I don't think I've ever been to a yoga class that does not close with "Namaste" and a bow with hands to heart center. When I first started taking yoga classes, this practice felt alien to me. I did it, but it just felt strange. Looking back, I think if I'd known what Namaste meant and why it is used to close a yoga class, it would have made a difference to me.
Namaste is a Sanskrit word. The poses have Sanskrit names as do the breath practices. Using the language of Sanskrit sprinkled through my personal practice and classes serves as a reminder that practicing yoga is not simply exercise for my body. This is my personal thought process but one that is pretty common in the realm of yoga. The Sanskrit deepens the meaning of what I'm doing when I'm practicing. The ancient roots of yoga seem more present with the inclusion of Sanskrit. My breath becomes an important part of the flow of movement, and I remember to be mindfully connected to my practice. Sanskrit isn't absolutely necessary to accomplish these goals, but it does help to set the stage.
During Namaste, we usually place our hands at heart center, which might bring to mind intoning a prayer. However, the intention is different, even though Anjali Mudra is sometimes called Prayer Hands. Anjali is Sanskrit for "to offer" or "salute." Mudra means "to seal," and mudras are the hand poses of yoga. So, when you bring your hands to heart center, you are offering something, like gratitude or respect, and sealing in your practice as a way to take it with you and to carry the benefits of it throughout your day.
At the end of class when seated taking Anjali Mudra, we bow in while saying, "Namaste." Why? The literal meaning is "I bow to you" or something pretty close to that. Yoga scholar Aadil Palkhivala explains that the teacher begins the Namaste as a symbol of gratitude and respect toward her students. Students return that sentiment to the teacher with their own Namastes.
Namaste acknowledges the spark of our soul that is said to be found in our heart space. Soul, individual personality, inner light.....pick the one that resonates with you. As an alternative to Namaste, I've had teachers instead say, "The light in me honors the light in you."
Quite simply, Namaste is a wonderful way to seal in our practice and to acknowledge with gratitude the opportunity to have practiced yoga together.

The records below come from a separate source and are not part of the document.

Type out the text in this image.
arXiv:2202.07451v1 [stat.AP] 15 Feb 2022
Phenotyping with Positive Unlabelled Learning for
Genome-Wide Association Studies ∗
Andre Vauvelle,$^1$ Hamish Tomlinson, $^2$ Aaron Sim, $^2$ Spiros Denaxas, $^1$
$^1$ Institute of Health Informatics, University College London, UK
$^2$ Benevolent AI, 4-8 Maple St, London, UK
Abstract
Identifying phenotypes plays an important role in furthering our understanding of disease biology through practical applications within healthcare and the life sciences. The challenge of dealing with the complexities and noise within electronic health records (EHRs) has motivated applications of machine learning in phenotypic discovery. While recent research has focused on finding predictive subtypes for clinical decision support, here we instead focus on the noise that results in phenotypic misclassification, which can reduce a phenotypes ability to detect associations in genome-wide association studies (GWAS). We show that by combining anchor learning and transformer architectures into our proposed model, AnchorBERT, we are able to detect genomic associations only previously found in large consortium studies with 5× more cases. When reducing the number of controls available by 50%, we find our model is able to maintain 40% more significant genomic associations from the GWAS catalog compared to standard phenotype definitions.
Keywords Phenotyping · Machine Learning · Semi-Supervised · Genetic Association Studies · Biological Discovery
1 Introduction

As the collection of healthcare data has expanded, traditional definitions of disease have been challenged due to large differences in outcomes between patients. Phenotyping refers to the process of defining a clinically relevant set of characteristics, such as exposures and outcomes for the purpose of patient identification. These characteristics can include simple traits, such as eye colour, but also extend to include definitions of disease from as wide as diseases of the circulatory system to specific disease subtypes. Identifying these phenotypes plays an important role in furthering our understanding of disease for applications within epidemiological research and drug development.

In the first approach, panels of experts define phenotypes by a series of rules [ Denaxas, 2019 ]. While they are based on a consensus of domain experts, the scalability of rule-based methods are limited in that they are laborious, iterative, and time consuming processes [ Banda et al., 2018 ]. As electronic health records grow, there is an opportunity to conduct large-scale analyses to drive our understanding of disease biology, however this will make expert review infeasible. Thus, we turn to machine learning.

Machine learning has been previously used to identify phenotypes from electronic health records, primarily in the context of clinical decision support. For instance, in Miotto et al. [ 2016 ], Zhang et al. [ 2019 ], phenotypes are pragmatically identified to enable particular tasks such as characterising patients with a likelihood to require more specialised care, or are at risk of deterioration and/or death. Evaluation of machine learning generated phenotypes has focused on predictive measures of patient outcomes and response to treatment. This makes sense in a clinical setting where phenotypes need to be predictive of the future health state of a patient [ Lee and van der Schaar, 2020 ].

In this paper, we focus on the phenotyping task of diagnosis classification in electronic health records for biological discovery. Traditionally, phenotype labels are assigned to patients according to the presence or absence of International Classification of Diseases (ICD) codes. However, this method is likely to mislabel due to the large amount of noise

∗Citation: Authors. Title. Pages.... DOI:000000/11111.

Speaking of practicing together, the August schedule for Yoga in the Park is available on the website's calendar. I've added a Thursday evening class and a Kids' Yoga in the Park class on Monday afternoons this month.
With one month of classes complete with Yoga in the Park, I'm grateful to those of you who have come out to practice with me. You are helping me to realize the dream of a new path in life. I hope to be able to return the favor and to give you something positive in return. Namaste.